The Laboratorium

A new essay of mine, First-Class Objects, has just been published in the Journal on Telecommunications and High Technology Law. It’s an extension of presentations I gave last fall at the Yale ISP Privacy and Innovation Symposium and the Colorado Silicon Flatirons Privacy and the Press conference. My core argument is that something significant changes for privacy purposes when computer systems become “about” people, and that this transition takes place when those systems represent people using unique identifiers. Starting with Twitter as an example, I explain the computer science between unique identifiers in databases, and then explain how using unique identifiers for people has technical, social, and humanistic consequences. I conclude with a brief musing on the relevance another suggestive phrase from computer science, “first-class object.”

June 23, 2011 at 12:07 AM

Eric Hellman

James,

One small correction. Twitter counts characters, not bytes. You get 140 characters, not 140 bytes; this has to do with the gory details of SMS. If you tweet in 2 byte languages such as Chinese or Japanese, you get 280 bytes!1

June 23, 2011 at 12:24 AM

john walker

James The essay feels like it finishes with a ‘to be continued’. Can we expect another installment? New Scientist feedback has a lot of fun with nested, nested acronyms. To what degree are unique identifiers unique? And to what degree are they nested uniques? Thank you, it is a nice bit of writing.

June 23, 2011 at 9:38 AM

Eric Hellman

I re-read the article, and see that everything written there is correct. The sentence that prompted me to comment was “In the standard UTF-8 encoding used by Twitter, they would take up 14 and 9 bytes, that is, 112 and 72 individual ones and zeros.”

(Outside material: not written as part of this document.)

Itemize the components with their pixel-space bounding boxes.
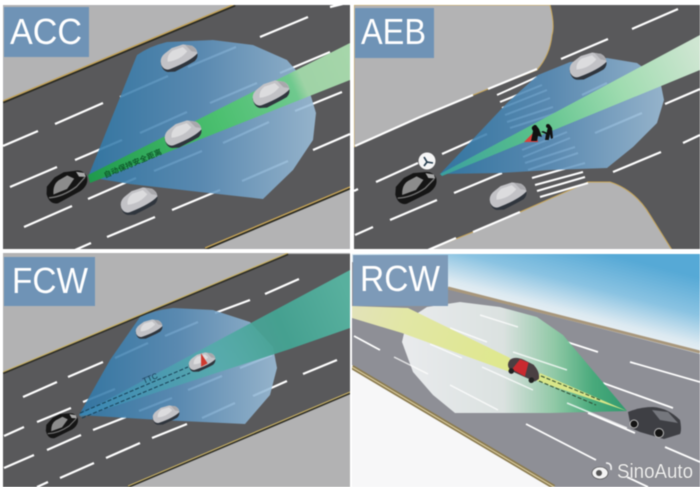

While it’s true that Twitter uses UTF-8 encoding in its web-service APIs, the SMS system that it’s built around doesn’t. It’s a bit of a non-sequitur to jump from a sentence that talks about the number of bytes taken up by a name to the premium on space in Twitter, measured in characters. A Chinese character such as 中, for example, takes 3 bytes in UTF-8, 2 bytes in SMS, but just one character in a tweet.

All this is irrelevant to issues of identity (which is really quite magical), but I’m a Unicode wonk and I can’t help myself sometimes!